Purpose built rental projects are on the rise in Vancouver, but developers remain cautious
Thursday, March 27, 2014
By Cheryl Mah

Low vacancy rates, high real estate prices and an aging building stock in British Columbia’s Lower Mainland are driving a so-called renaissance in new purpose-built B.C. rental properties.

Those were some of the factors cited by a panel of industry experts on Feb. 20 at the 2014 Vancouver Real Estate Forum regarding the opportunities for new rental construction.

“For the past 40 odd years, the only development we’ve seen in this city and throughout the Lower Mainland has been the condo market,” said David Goodman, founder of apartment resource The Goodman Report.

For the past 10–15 years, the investor condo market has been serving as secondary rental units, filling the need for new rental stock. But as the condo market slows down, it is creating opportunities that were not there before, Goodman noted.

According to the most recent CMHC rental market survey, 60 per cent of units in Vancouver are secondary rental units. Out of the 4,300 new rental units that came to market in 2011–2012, only 11 per cent were purpose built.

“The result is purpose-built rentals have been very flat for the last decade,” said James Paleologos, senior associate at Realtech Capital Group and moderator of the session.

With a growing population and limited new supply of purpose-built rental housing, the demand for rental housing choices for low- and moderate-income homes has grown significantly.

These factors have created market conditions that are seeing many developers considering purpose-built rental projects.

For 2014, there is an unprecedented 49 new purpose-built projects representing almost 6,000 new suites on the drawing board throughout Metro Vancouver.

Goodman credited the City of Vancouver for adopting a number of programs and strategies to protect and increase the number of market rental homes.

The STIR (Short-Term Incentives for Rental Housing) program ran for more than two years and ended in December 2011. Its successor is the new Rental 100 initiative, which encourages the development of projects where 100 per cent of the residential units are rental.

“We are in an era of low interest rates. It’s easier to make the numbers work and interestingly some major developers like Bosa, Cressey and Wall Financial — they have been building rentals and holding onto their rentals,” Goodman said. “They are attracted to the idea of having new concrete buildings extremely well located at a 4.5 cap plus and feel these are assets that should be added to their portfolio.”

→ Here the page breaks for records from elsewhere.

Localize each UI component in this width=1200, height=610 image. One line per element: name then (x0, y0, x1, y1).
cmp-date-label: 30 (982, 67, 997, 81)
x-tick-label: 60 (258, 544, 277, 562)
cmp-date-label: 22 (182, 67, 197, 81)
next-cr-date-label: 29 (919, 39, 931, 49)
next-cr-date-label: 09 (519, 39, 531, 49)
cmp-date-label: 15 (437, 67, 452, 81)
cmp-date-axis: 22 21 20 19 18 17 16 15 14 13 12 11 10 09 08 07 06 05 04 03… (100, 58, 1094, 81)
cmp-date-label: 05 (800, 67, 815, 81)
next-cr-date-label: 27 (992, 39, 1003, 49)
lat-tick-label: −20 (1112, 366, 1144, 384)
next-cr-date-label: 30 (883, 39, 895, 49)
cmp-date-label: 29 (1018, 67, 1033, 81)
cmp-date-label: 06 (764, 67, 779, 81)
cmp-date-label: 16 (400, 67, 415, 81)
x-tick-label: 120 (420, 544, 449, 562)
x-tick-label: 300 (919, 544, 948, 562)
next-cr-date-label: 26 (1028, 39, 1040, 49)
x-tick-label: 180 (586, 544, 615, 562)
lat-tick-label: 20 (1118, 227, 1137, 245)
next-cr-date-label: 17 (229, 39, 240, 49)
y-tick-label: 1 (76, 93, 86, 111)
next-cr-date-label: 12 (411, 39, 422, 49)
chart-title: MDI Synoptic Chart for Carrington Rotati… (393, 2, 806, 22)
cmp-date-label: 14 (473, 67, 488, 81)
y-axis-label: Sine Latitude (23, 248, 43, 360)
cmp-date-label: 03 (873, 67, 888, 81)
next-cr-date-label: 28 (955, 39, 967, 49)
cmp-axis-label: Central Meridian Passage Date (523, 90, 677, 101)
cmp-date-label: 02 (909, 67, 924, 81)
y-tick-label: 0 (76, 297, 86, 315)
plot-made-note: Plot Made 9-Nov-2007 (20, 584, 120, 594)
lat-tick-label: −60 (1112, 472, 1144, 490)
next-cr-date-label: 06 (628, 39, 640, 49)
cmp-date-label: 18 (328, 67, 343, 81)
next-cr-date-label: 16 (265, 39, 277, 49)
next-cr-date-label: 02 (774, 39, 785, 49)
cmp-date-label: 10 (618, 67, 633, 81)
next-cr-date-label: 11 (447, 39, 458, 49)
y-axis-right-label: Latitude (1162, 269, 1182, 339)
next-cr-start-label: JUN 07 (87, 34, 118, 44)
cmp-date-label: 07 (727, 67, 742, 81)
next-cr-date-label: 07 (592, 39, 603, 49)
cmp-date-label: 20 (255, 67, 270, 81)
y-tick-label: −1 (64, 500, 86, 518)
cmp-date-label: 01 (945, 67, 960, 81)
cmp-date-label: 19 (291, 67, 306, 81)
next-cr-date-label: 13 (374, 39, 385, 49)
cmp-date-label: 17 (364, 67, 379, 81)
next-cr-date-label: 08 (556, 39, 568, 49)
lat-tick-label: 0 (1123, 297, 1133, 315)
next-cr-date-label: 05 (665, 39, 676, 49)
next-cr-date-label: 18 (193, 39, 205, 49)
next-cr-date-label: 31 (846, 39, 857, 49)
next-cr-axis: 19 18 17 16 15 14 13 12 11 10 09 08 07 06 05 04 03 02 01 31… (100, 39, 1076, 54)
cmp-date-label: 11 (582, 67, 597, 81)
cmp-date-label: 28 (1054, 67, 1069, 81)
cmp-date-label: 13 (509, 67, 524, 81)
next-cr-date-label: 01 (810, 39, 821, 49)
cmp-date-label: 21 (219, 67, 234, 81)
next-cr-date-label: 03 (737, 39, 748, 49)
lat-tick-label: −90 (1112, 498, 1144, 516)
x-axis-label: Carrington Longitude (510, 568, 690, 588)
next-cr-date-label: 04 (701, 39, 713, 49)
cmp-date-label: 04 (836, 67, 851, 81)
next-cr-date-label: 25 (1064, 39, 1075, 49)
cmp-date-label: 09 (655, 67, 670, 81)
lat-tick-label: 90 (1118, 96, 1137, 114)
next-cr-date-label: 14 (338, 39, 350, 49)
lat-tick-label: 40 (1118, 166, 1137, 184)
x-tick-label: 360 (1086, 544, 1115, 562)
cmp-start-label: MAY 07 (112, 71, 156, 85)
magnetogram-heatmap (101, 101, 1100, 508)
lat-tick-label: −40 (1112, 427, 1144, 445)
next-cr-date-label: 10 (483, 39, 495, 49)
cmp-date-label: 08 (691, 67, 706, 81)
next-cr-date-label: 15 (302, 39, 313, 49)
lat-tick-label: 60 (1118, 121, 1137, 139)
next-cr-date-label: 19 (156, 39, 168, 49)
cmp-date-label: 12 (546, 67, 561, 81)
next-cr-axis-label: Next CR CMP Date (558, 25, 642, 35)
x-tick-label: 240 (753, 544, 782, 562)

The panel also discussed what rents can be achieved, suite sizes, the level of finishes required in new rental units, as well as the factors that affect whether developers will build rental or condo units.

Location is a key factor when it comes to rental income, according to Michael Oord, real estate appraiser at Grover, Elliott and Co. Ltd.

“It’s important to understand where the property is, what the size of the unit and what level of finishes, and that can vary…each project will be different,” he said, adding that he believes unit sizes should be small.

“Many people are fixated on rent-per-foot, but there are price ceilings in the market. Renters are very sophisticated,” said Daniel Sander, director and vice-president of Hollyburn Properties.

According to CMHC and The Goodman Report, the average rent for purpose-built buildings in the Vancouver census metropolitan area was $1,067 in 2013.

Oord noted that the majority of the proposed purpose-built rental projects are located along busy corridors. Repositioned properties that are not on busy corridors may be able to achieve similar rents, he said, adding that new and renovated purpose-built rentals mean increased competition for rental condo apartments.

Oord said that it is still a challenge to determine market value, as there is little comparison. In general, the average capitalization rates for Vancouver rental apartment buildings range from four to five per cent, depending on a number of factors. For example, Oord said that larger projects would sell at a larger cap rate.

A key market driver for rental development is financial incentives. Goodman noted that up until the 1970s, there were federal tax incentives for developers building rentals. When those tax incentives and other programs were phased out, apartment building construction decreased substantially across the country.

As an example, Michael Deighton, vice-president of acquisitions at Bosa Properties, cited the fact that Vancouver once offered a 10-year tax exemption in Gastown, which had a major impact of the redevelopment of the neighbourhood.

While many factors have created the market conditions that currently have many developers considering purpose-built rental projects, the general consensus is that developers are taking a cautious and long-term approach to building rental units.

Cheryl Mah is managing editor of Canadian Property Management Magazine’s B.C./Alta. edition.